Abstract

Extraction and determination of estrogens in water samples were performed using alcoholic-assisted dispersive liquid–liquid microextraction (AA-DLLME) and high-performance liquid chromatography (UV/Vis detection). A Plackett–Burman design and a central composite design were applied to evaluate the AA-DLLME procedure. The effect of six parameters on extraction efficiency was investigated. The factors studied were volume of extraction and dispersive solvents, extraction time, pH, amount of salt and agitation rate. According to Plackett–Burman design results, the effective parameters were volume of extraction solvent and pH. Next, a central composite design was applied to obtain optimal condition.

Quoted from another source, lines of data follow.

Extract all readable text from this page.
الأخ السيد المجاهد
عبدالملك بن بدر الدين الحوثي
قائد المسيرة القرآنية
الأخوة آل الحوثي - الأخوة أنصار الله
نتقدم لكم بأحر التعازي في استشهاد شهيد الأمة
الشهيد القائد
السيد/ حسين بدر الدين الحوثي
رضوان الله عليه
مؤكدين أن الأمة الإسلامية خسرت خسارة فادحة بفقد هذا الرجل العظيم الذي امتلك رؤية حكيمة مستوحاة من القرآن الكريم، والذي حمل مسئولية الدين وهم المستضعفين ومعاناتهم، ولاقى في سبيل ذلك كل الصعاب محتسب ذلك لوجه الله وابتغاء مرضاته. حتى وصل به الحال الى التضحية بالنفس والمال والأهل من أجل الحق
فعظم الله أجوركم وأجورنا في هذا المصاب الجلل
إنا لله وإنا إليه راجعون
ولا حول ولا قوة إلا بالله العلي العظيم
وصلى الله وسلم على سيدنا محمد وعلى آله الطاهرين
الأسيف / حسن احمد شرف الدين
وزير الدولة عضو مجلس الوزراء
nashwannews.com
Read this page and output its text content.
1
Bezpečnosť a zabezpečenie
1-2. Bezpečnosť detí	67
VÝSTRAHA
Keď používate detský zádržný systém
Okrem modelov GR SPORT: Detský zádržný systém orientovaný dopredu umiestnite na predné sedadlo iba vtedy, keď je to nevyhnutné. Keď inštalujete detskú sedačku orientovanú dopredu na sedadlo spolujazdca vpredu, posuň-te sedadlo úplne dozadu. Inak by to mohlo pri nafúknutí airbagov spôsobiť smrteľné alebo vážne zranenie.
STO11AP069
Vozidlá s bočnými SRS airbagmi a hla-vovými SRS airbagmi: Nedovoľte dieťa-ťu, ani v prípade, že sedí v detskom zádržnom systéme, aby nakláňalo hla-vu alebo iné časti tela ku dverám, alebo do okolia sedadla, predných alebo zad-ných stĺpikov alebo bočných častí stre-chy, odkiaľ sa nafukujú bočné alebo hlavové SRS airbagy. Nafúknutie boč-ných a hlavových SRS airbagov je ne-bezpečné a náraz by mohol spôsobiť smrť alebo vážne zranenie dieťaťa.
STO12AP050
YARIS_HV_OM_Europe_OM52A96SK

The optimized conditions were obtained at 220 μL 1-octanol as extraction solvent, 700 μL ethanol as dispersive solvent, pH 6 and 200 μL sample volume. Linearity was observed in the range of 1–500 μg L−1 for E2 and 0.1–100 μg L−1 for E1. Limits of detection were 0.1 μg L−1 for E2 and 0.01 μg L−1 for E1. The enrichment factors and extraction recoveries were 42.2, 46.4 and 80.4, 86.7, respectively. The relative standard deviations for determination of estrogens in water were in the range of 3.9–7.2 % (n = 3). The developed method was successfully applied for the determination of estrogens in environmental water samples.